On the other hand, you need to collect genes that contribute to those roles. All tools of bioinformatics are fair game for this: finding homologs, looking for information in PubMed, looking for similarity in GO, querying pathway databases, asessing protein-protein interactions etc. etc. You will probably amass a significant number of genes. But then it becomes important to draw the line: which genes are at the centre of your system, and which genes should really be part of something else. As you make these decisions and shape the boundaries, you should maintain an in and out list: genes that you keep in the system, genes that you declare as being outside and a note on why you made that decision. The latter is most important. At first, the goal is to describe the system, but the ultimate goal is to abstract the decision making process and automate it.
Just like defining how to tie a tie.
Final stage: Documentation (9 marks max.)
Details to be announced...
Due dates
The function choice is due by the end of week 6.
The compilation of the list of genes and documentation are due before the Exam. If you need time beyond that data, you must notify me before the exam.
Late submissions
The time of submission is recorded with your edits on the Wiki and can be identified in the View history tab of a page: I will consider the last edit before the submission deadline for marking. However, if you want me to consider a later edit instead (i.e. "late submission" with the appropriate penalties), send me an eMail to that effect. If you don't email me, your mark from an incomplete submission will stand.
Please get your deliverables done early, I will be quite resistant to grant extensions for reasons that have to do with your normal, expected workload. If you want to, you can submit all phases of your project at any earlier date you choose - and get it done with. Be especially mindful of your other courses, and their midterm tests.
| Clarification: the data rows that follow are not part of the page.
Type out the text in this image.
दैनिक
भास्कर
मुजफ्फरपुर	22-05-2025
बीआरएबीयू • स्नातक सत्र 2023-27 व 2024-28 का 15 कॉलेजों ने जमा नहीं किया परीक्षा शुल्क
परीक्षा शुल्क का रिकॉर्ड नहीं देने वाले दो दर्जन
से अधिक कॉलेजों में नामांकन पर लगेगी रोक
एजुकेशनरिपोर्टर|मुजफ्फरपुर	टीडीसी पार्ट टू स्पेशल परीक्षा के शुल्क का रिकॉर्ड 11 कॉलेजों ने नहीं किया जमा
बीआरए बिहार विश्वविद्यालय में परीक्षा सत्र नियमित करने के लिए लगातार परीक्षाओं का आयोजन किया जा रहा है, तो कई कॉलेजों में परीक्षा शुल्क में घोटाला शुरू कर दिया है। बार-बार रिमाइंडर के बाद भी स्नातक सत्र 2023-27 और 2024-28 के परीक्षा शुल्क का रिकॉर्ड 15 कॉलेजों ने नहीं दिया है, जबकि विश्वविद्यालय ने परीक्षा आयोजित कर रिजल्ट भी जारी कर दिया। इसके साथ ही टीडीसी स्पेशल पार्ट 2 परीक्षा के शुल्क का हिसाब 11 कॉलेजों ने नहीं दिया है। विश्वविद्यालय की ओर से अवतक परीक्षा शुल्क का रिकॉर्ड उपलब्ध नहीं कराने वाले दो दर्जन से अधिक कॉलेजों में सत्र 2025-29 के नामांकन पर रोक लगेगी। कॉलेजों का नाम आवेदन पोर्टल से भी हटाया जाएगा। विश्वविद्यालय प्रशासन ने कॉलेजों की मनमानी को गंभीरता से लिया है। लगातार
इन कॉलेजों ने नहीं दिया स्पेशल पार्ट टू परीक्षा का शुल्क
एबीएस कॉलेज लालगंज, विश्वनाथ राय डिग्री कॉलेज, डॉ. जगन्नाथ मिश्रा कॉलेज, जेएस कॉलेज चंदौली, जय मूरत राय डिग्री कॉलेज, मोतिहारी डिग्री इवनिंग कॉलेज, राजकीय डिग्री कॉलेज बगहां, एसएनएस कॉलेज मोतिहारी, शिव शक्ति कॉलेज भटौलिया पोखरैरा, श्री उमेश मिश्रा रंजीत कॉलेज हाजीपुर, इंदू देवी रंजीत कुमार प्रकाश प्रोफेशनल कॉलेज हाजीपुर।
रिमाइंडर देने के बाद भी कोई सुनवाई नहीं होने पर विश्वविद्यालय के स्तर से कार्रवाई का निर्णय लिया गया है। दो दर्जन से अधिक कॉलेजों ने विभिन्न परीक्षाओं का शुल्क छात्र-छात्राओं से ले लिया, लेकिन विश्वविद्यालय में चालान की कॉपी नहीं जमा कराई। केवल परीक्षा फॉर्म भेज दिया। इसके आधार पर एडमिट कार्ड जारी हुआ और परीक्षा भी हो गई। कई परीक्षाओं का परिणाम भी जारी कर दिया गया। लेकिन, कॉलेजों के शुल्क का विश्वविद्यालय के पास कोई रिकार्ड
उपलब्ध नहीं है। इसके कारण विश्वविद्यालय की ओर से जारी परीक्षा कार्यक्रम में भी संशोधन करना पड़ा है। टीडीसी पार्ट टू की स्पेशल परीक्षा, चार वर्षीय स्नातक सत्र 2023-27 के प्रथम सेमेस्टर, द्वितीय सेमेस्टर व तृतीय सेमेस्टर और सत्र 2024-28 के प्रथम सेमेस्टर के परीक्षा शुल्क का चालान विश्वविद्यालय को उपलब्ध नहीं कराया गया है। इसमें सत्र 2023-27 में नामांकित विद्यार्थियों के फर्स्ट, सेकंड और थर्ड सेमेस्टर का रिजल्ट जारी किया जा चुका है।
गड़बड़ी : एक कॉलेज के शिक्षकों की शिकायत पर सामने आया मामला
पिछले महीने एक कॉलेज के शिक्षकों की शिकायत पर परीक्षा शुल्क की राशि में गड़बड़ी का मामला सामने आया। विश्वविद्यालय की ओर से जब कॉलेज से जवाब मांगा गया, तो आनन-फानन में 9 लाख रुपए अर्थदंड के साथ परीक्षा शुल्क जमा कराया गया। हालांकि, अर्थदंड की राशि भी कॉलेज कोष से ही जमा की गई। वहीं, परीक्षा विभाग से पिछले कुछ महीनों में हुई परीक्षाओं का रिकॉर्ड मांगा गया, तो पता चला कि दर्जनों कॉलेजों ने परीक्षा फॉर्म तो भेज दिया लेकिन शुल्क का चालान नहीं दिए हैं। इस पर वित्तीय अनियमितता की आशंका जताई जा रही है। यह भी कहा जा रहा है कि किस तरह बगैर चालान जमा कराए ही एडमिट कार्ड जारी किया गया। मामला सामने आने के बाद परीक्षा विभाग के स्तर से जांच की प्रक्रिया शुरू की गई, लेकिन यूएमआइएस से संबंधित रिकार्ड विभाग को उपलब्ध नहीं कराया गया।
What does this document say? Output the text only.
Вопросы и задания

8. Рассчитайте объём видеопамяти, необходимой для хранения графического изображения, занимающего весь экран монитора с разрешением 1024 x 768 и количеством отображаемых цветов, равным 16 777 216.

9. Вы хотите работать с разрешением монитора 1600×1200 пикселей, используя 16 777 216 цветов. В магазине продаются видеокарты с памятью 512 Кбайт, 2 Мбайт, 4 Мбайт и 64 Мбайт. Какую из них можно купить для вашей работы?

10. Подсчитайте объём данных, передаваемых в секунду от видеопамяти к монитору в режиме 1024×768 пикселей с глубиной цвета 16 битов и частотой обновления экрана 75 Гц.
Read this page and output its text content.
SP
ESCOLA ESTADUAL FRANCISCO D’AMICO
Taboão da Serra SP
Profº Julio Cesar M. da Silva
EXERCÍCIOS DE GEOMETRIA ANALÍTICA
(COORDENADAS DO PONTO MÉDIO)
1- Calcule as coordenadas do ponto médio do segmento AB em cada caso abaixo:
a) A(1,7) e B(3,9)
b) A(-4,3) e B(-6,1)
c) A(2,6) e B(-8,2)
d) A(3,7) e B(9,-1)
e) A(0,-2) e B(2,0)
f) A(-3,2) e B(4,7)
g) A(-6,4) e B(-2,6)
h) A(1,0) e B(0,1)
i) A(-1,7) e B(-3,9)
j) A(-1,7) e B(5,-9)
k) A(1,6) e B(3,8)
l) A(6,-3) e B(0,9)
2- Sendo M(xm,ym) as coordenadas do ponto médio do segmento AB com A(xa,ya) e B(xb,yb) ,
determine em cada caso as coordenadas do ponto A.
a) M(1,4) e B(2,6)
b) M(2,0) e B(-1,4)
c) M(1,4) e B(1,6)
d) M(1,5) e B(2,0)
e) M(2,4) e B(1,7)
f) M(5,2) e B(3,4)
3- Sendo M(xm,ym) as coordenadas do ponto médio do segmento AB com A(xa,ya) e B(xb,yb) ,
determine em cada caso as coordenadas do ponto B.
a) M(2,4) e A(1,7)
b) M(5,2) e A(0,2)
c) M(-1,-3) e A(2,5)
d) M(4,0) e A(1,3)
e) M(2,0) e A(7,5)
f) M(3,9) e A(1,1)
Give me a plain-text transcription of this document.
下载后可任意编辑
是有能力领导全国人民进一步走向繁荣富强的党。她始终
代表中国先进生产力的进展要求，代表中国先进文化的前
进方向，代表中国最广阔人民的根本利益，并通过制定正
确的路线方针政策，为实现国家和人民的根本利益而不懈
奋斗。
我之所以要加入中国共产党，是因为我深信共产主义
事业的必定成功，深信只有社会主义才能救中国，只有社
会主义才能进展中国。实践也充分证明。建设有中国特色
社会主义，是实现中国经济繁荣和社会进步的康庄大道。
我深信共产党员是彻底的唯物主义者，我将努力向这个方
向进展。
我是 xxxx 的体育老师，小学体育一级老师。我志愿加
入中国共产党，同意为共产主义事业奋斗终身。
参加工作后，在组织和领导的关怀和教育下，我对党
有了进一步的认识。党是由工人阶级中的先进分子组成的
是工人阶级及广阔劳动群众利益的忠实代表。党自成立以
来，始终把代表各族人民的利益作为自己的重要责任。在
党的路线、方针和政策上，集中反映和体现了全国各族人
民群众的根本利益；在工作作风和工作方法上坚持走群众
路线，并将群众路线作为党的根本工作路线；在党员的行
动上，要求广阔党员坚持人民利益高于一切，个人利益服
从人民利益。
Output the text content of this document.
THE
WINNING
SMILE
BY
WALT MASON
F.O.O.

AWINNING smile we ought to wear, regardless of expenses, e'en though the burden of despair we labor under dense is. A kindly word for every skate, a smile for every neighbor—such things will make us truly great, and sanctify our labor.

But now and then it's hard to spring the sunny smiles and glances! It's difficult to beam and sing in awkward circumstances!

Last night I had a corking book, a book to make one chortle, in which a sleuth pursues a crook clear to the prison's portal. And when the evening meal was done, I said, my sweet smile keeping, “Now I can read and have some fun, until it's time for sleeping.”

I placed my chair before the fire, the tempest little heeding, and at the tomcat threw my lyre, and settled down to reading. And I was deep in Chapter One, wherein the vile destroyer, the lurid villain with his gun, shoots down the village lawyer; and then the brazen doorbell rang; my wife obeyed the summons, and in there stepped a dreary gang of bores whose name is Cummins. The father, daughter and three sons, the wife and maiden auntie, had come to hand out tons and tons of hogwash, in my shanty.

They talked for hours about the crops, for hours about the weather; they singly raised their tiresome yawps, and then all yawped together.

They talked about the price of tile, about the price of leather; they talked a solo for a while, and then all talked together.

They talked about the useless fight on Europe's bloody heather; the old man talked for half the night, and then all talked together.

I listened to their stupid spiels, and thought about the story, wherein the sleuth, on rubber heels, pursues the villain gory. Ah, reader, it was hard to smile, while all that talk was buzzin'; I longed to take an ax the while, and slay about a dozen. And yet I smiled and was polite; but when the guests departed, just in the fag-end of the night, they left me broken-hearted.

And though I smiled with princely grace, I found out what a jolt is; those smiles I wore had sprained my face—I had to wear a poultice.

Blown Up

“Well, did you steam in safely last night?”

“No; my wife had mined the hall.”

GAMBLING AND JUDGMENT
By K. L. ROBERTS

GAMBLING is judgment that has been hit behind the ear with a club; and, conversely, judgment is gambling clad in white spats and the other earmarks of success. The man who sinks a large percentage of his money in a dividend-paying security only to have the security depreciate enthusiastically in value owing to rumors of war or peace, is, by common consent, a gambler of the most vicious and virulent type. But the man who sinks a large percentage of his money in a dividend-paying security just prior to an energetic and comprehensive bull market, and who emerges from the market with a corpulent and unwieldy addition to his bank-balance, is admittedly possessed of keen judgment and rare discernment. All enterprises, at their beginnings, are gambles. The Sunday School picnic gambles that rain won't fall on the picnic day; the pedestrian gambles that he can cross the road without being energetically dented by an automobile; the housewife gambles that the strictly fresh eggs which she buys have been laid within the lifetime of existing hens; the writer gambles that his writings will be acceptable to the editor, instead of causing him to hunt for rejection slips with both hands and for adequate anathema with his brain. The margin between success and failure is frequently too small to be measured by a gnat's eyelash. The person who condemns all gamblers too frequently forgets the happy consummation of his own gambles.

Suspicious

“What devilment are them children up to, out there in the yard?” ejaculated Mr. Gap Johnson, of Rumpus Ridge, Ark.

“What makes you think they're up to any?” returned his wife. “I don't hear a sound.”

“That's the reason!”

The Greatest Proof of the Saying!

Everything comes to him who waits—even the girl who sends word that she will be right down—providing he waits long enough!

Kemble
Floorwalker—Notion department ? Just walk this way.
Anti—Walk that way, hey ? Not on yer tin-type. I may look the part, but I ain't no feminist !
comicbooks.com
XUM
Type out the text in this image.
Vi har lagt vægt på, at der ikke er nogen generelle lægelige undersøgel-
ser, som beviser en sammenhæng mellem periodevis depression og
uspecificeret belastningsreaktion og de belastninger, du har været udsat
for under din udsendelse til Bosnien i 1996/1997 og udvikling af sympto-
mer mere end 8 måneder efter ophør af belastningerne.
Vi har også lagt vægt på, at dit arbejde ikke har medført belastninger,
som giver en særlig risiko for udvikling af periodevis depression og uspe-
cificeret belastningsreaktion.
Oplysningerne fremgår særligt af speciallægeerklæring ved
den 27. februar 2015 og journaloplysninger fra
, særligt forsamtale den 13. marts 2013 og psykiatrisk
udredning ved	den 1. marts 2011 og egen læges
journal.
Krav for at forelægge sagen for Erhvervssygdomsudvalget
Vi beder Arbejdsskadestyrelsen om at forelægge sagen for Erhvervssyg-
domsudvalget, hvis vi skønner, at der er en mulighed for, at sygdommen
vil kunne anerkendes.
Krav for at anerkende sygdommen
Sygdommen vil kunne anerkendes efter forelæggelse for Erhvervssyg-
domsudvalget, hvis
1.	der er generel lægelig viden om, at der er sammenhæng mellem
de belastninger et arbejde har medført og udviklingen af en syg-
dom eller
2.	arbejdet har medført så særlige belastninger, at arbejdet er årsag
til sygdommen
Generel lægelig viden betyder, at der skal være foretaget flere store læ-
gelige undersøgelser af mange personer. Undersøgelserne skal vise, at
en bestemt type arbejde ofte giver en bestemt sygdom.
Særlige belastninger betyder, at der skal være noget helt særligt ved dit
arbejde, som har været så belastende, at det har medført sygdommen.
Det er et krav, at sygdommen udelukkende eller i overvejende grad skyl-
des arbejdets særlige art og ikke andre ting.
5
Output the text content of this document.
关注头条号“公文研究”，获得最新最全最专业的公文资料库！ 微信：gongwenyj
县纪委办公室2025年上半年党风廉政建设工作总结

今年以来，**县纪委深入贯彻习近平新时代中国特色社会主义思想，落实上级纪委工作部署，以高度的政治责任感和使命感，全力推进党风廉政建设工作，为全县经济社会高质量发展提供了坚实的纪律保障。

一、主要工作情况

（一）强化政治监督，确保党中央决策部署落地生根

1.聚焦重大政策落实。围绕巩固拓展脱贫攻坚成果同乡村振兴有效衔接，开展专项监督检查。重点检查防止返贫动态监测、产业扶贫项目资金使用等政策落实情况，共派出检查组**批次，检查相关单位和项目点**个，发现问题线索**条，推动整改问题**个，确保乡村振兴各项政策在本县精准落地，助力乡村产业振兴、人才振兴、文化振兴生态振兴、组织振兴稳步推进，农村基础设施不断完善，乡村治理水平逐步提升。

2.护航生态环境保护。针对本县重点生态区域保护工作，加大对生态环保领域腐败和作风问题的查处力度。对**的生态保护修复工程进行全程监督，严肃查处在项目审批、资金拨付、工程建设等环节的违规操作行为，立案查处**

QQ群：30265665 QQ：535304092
Just to clarify: "by the end of ..." means Tuesday at midnight. And yes, there will be penalties. Your final mark for the stage will be multiplied by the following factor for each day after the deadline on which it is submitted:
Marked on the ...
- first day after the deadline: marks times 0.9
- second day: 0.7
- third day: 0.4
- fourth day: 0.1
- fifth day and later: 0
Resources
- ↑ Of course this is a simplification - a system might also exist because it is a vestige of evolutionary history. The textbook example we often consider for this case is the existence of whales' pelvic bones. Matters are not so simple however: as has been recently shown these may play a role in copulation (PubMed).